Coss rushed to the scene in a squad car, dressed in full police gear. "I knew I could get in there with that," he says. Told at first that his nephews might be at the Children's Hospital, Coss waited there with Smith and their mother. But an hour without word was too much for Coss. He went to a temporary morgue set up by rescue workers near the explosion site and from there to the open plaza behind the bombed building itself.
"Laying off to one side was a white male John Doe wrapped in a blanket," Coss says, at his mother's home, using police lingo and a Dragnet delivery like a shield against the emotion about to overwhelm him. Tears form in his eyes as his sister lays a comforting hand on his knee and he says, haltingly, "It was Colton."
It was mid-afternoon when Coss first broke the news of Colton's death to his mother, who was waiting in the halls of Children's Hospital while Edye prayed inside the chapel.
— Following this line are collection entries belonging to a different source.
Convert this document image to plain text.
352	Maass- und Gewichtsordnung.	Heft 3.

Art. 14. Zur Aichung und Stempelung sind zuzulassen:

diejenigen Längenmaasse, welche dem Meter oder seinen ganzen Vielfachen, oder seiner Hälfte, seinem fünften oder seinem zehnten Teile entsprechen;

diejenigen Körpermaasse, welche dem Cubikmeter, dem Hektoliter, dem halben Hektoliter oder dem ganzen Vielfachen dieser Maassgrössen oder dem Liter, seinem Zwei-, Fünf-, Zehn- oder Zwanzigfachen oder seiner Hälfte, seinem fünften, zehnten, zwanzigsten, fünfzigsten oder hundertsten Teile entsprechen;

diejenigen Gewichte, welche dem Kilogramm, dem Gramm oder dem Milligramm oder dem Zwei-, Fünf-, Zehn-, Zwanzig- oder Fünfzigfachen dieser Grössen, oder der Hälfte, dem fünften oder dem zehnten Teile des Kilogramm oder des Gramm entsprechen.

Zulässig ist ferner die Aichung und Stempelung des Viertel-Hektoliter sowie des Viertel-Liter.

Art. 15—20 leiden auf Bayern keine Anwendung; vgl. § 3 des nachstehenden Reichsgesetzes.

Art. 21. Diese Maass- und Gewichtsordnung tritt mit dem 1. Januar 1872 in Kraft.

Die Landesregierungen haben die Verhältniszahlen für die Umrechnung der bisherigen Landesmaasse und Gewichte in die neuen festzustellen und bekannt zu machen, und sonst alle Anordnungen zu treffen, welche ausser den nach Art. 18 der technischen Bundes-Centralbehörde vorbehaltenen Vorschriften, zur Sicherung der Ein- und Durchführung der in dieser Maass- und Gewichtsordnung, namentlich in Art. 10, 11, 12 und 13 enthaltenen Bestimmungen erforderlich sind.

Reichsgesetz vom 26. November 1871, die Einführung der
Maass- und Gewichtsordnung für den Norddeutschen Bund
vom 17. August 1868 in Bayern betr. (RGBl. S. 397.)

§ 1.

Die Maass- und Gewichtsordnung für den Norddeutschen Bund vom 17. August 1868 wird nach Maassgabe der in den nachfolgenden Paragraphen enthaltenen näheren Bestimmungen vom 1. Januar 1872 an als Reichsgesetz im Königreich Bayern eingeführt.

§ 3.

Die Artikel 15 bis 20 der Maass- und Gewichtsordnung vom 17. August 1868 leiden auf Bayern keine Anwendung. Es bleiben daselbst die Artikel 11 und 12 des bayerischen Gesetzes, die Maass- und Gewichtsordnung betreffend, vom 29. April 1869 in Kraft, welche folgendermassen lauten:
When she heard the grim news, Edye collapsed in grief. "We didn't know about Chase yet," Kathy says. "For a little bit we thought he might still be alive." But then Coss checked with the medical examiner's office, where an employee produced the photograph of a dead blond toddler. "It was like a mug shot," he says, now weeping openly. "I saw that it was Chase." He looks down at the picture of his nephews, autographed by the Clintons just hours earlier, and gently turns it facedown, unable to bear the haunting sight of the boys' faces, grinning and safe, as they had been just days before.
On April 25 they were laid to rest. Edye was supported in her sorrow by ex-husband Tony Smith, the boys' father. Her own father, the Rev. Richard Coss, an evangelical minister, eulogized his grandsons before about 1,000 mourners, many of whom sobbed as a soloist sang the Barney theme song.
While the nation ponders the meaning of the horror in Oklahoma City, Edye and Daniel grapple with questions more practical and more heart-wrenching—like what to say to Caitlin, Coss's 23-month-old daughter, who adored her favorite playmates, Chase and Colton. "They called her Cake-Cake," Edye says of the boys. "Caitlin saw their pictures in the newspaper and started saying their names. She wanted to come play with them," Coss adds. "But I don't know how we are going to tell her that she can't anymore. She's too young to understand 'dead.' "
No one does, really. For now, Edye Smith clings desperately to her keepsakes—like the nose prints the boys would make for fun when they squashed their faces on the bathroom mirror. For days after they died, she refused to wash them away. "No, that belongs to the children," she said. Scraps of life, now priceless. "I have them," Edye says, fighting back tears, "and I'm going to keep them."